Hace ya meses que Marta pasó a mejor vida, pero su prole le ha tomado el testigo. Las cinco familias que viven de alquiler en el número 19 de la calle de Javier de Burgos de Cádiz tiraron de fina ironía para bautizar a la rata más gorda del lugar antes de conseguir aniquilarla. Tanto el humor como ese destino final, a base de pegamento y queso gouda, fueron en legítima defensa. Ambos son mecanismos para sobrevivir como se puede a un infierno de humedades, derrumbes, plagas y bajantes destrozadas que obligan hasta a algunos vecinos a hacer sus necesidades en una bolsa.
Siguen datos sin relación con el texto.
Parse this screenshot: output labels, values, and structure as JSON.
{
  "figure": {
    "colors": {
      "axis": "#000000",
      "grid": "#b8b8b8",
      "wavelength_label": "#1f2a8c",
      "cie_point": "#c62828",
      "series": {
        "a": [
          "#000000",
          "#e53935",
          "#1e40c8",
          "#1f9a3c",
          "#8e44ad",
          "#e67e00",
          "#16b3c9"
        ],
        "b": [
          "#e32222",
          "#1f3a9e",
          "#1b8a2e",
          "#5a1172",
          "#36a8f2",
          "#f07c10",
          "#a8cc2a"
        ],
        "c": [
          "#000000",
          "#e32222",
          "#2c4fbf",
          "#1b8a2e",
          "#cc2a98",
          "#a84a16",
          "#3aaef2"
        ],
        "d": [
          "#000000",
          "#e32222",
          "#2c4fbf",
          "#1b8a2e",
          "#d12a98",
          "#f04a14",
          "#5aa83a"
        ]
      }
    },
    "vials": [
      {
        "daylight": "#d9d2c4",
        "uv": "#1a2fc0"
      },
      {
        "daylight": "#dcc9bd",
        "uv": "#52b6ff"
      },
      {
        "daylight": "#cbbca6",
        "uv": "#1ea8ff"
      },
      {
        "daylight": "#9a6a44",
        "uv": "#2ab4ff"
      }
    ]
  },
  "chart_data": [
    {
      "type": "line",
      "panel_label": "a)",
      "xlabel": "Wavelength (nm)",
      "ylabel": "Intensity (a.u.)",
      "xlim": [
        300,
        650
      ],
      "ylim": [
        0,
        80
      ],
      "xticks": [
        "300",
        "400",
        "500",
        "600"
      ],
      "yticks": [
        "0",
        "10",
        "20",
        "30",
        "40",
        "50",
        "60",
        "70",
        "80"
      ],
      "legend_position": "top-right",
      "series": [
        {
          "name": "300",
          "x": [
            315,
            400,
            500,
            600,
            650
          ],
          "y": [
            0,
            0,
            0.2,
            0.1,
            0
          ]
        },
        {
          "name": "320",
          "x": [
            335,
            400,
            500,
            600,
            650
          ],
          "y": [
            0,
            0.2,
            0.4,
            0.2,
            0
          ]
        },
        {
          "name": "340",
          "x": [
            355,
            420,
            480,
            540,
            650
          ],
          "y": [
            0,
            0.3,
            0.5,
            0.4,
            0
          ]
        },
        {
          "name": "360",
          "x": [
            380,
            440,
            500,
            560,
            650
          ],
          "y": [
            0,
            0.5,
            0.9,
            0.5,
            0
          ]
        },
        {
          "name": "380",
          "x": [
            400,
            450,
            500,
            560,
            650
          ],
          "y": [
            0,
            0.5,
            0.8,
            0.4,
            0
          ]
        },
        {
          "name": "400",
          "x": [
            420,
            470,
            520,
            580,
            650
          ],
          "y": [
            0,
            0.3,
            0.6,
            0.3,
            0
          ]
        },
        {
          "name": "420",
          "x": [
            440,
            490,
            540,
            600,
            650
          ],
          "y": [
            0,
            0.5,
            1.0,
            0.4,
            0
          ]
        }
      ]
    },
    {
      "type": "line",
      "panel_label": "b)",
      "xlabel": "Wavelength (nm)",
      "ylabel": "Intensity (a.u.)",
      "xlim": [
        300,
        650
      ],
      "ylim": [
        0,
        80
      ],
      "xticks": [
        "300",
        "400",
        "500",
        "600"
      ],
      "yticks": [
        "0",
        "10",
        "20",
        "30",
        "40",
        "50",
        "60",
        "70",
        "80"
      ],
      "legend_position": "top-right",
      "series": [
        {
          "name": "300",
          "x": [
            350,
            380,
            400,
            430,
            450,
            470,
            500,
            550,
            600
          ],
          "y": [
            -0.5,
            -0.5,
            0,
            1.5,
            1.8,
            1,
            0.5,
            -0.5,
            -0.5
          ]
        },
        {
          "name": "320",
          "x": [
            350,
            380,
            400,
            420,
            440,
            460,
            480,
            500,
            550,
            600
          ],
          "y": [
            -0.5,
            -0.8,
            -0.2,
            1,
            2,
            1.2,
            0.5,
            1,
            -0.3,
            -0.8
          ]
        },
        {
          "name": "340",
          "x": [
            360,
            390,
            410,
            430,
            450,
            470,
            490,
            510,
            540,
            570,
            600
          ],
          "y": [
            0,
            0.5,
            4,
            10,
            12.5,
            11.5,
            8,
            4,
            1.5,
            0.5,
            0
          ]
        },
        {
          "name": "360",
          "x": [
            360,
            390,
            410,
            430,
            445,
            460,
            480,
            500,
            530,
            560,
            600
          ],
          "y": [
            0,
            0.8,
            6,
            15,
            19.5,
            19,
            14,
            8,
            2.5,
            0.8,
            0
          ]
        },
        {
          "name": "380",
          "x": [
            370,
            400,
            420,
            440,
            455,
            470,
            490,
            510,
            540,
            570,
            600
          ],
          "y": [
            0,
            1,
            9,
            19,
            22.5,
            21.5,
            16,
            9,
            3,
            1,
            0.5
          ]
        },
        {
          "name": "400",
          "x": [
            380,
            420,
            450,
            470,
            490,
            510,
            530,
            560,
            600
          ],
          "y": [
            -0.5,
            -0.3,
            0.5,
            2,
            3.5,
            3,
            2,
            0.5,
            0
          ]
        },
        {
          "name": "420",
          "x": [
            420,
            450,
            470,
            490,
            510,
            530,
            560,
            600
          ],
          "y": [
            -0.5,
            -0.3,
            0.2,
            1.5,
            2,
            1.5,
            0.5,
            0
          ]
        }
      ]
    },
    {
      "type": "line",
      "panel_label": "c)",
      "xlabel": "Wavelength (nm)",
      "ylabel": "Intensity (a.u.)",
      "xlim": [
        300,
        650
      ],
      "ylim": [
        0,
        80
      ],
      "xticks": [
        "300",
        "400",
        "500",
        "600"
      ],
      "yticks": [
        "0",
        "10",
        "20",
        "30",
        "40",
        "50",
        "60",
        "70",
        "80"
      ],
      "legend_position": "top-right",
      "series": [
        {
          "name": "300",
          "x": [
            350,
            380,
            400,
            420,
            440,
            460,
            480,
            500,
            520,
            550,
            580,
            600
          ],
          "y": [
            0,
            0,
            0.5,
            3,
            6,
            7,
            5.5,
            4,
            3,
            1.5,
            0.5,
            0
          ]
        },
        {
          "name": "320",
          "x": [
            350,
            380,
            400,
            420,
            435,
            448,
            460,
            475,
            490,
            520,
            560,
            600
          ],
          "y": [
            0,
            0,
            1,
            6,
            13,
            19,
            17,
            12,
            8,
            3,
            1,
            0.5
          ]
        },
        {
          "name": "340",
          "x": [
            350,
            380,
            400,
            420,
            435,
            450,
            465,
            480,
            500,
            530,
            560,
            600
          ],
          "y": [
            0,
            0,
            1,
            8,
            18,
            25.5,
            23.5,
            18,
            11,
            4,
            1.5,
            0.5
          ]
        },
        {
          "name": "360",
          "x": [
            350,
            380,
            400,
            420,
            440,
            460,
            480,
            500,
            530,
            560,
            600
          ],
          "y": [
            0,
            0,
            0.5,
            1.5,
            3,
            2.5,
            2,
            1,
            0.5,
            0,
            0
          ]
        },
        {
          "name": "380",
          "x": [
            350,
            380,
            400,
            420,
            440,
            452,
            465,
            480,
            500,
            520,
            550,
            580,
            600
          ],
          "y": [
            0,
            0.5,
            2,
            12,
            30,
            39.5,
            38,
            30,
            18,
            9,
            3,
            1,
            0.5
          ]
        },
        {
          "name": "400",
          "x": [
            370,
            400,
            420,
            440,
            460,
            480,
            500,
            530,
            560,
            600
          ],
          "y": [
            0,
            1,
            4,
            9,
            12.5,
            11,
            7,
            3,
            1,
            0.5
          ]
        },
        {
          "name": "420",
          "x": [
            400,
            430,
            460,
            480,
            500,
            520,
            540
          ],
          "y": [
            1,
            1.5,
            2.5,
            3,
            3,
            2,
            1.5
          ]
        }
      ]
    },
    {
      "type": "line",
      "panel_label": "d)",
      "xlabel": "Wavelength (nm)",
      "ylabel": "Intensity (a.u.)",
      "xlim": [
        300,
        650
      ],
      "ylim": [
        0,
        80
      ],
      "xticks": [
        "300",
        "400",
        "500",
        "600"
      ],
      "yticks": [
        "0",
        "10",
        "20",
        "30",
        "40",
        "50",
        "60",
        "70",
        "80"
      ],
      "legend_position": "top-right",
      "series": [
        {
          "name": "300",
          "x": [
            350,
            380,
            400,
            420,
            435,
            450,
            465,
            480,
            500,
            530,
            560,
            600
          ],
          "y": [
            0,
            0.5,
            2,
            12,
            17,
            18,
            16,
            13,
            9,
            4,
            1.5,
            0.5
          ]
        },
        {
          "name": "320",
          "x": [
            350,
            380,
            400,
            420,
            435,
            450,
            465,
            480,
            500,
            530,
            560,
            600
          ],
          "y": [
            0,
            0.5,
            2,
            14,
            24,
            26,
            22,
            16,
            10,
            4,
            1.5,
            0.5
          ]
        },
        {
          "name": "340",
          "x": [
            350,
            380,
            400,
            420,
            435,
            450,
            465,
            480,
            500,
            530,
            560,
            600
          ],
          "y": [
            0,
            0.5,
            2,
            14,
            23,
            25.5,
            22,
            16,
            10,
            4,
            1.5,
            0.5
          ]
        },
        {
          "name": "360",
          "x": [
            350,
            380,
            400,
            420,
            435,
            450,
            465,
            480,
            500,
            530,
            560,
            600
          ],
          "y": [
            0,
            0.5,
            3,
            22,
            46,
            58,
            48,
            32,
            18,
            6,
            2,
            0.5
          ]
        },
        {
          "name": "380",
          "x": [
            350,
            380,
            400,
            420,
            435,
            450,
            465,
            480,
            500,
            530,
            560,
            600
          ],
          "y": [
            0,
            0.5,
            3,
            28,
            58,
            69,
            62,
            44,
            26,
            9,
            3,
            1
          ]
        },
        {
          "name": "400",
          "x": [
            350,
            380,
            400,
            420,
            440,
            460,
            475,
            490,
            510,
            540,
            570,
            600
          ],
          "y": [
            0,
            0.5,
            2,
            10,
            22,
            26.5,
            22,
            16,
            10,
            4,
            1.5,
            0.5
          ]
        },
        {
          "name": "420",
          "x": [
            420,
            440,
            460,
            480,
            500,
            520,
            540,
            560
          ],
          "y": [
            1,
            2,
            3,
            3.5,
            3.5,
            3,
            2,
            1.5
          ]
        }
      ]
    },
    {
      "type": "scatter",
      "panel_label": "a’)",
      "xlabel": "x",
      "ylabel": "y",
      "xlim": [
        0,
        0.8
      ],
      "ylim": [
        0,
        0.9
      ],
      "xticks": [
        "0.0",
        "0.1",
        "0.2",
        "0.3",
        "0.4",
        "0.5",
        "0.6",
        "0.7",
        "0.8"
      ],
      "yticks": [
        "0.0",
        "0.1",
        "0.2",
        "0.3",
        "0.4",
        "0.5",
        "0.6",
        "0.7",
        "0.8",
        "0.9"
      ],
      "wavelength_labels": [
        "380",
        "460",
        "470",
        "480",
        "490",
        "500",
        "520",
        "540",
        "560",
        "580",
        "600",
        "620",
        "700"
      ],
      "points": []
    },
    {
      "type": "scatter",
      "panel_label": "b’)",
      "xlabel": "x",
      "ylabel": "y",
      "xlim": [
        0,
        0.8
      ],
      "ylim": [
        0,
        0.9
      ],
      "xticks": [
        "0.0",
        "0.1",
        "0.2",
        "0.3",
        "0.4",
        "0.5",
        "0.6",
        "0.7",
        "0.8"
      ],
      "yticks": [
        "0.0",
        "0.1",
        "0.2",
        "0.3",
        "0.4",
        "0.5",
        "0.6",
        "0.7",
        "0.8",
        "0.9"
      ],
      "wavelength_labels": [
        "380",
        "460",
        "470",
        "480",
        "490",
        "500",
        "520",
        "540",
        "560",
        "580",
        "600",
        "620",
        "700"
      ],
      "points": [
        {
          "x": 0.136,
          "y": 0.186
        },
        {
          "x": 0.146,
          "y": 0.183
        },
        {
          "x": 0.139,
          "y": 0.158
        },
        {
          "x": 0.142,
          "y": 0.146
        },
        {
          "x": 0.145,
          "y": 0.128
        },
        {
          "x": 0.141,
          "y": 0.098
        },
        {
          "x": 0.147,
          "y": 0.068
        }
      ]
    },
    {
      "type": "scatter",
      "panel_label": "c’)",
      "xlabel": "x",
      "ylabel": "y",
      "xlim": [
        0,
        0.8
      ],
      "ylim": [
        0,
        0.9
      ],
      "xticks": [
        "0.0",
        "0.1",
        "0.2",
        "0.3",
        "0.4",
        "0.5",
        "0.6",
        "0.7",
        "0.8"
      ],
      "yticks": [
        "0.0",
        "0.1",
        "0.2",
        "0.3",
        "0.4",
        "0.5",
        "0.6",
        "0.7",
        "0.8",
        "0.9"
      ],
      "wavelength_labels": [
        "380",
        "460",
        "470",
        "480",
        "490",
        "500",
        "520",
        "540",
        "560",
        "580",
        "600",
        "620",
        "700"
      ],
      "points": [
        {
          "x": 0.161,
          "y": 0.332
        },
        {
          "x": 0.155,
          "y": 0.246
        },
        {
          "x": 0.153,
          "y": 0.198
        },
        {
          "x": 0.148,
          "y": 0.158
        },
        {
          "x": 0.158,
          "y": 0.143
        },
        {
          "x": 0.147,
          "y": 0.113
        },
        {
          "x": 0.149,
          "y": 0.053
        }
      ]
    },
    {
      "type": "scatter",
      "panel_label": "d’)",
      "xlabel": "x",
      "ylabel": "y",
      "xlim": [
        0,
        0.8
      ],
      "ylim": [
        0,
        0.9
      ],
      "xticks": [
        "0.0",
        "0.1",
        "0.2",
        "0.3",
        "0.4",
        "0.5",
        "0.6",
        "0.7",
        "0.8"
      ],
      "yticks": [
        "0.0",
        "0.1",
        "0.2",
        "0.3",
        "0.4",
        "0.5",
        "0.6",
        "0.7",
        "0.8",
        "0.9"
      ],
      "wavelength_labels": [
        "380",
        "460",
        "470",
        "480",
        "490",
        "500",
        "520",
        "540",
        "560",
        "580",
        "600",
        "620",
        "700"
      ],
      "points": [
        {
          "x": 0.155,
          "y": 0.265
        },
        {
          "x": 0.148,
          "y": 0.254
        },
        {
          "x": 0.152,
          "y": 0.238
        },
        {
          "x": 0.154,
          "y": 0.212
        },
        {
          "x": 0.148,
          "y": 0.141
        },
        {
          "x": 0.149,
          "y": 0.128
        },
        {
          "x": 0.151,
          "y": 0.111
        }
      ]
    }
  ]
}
Viven desde hace más de dos años en “la inhumanidad” —como la define con tino Desirée Gómez, una de las afectadas—, en la que se vieron atrapados cuando la sociedad estatal Sareb se hizo con la propiedad de su inmueble.
El penetrante olor a aguas fecales que invade la planta baja del inmueble muta al de humedad de las otras tres alturas. Hace ya tres meses que la bajante general reventó y vierte las aguas negras a un bajo abandonado, atestado de muebles y basura, así que Óscar Bottaro y su pareja, vecinos del primero, llevan ese tiempo haciendo sus necesidades “en una bolsa”.
Hay desprendimientos y derrumbes acá y allá, como el que tiene casi suspendida en el aire la bañera del cuarto baño de Nawal Abid y sus cuatro hijos, los inquilinos del segundo. Las grietas de las cubiertas se convierten en cataratas de interior cada vez que llueve en las casas de Gómez y sus vecinos de puerta del tercero, Abderrazak Salim, su mujer Khaula y sus hijos. “Consuelo a los niños diciéndoles que al menos tienen un techo, que miren cómo están en Gaza, pero me contestan que ellos no están en una guerra”, explica desesperada Khaula.